21Le matériel présenté pourrait donc se consacrer, dans une échelle plus ou moins large, aux thèmes et problématiques contemporains, mais à la condition de le faire, dans un sens similaire à celui présenté par les Orientations Curriculaires Nationales de Philosophie, avec la médiation de la référence à la tradition philosophique et à l’ensemble de textes, problématiques et arguments qui le composent.

Conclusion

22Le processus de mûrissement de ce débat encore très jeune commence à peine à prendre effet. Le terrain où il se développera semble être celui des propositions effectives de travail, dans le quotidien des écoles comme dans l’élaboration d’un matériel d’appui pour ces activités. Le processus du PNLD est renouvelé tous les trois ans et un nouveau cycle débute, où les déploiements de ces politiques initiales seront présents.

23Un contrepoint fondamental à cette perspective, rehaussant la grande importance du débat sur le matériel d’appui au travail professoral, est l’énorme carence de personnel avec une formation adéquate pour le développement des activités professorales. Selon les chiffres de la CAPES, l’organe du Gouvernement du Brésil qui accompagne l’enseignement supérieur, la demande aujourd’hui est de plus de 100 000 professeurs, et la capacité de formation des cours de philosophie est très largement inférieure aux besoins. Même dans les départements de philosophie, la formation de professeurs n’est pas un sujet privilégié, et on fait peu pour la réflexion sur le processus en cours.
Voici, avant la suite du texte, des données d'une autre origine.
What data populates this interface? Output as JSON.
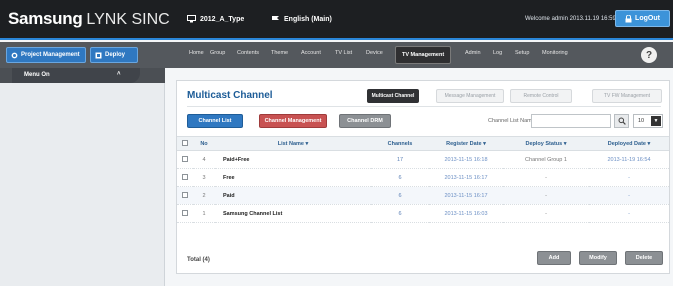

Le mûrissement de cet ensemble de pratiques et de politiques ne se fera pas en moins de deux décennies, mais même dans une perspective plus longue, il faut s’occuper plus soigneusement du processus de formation de professeurs de philosophie dans les universités brésiliennes.

24Néanmoins, le Brésil présente aujourd’hui des données hyperboliques pour un pays qui souhaite figurer comme l’un de ceux qui comptent sur une présence philosophique parmi les plus importantes au monde dans l’enseignement et dans la formation primaire, disposant de l’un des plus grands marchés éditoriaux dans le domaine et doté d’une armée de professeurs de philosophie contractuels, prêts à travailler avec les milliers d’étudiants qui accèdent chaque année à l’Enseignement Moyen.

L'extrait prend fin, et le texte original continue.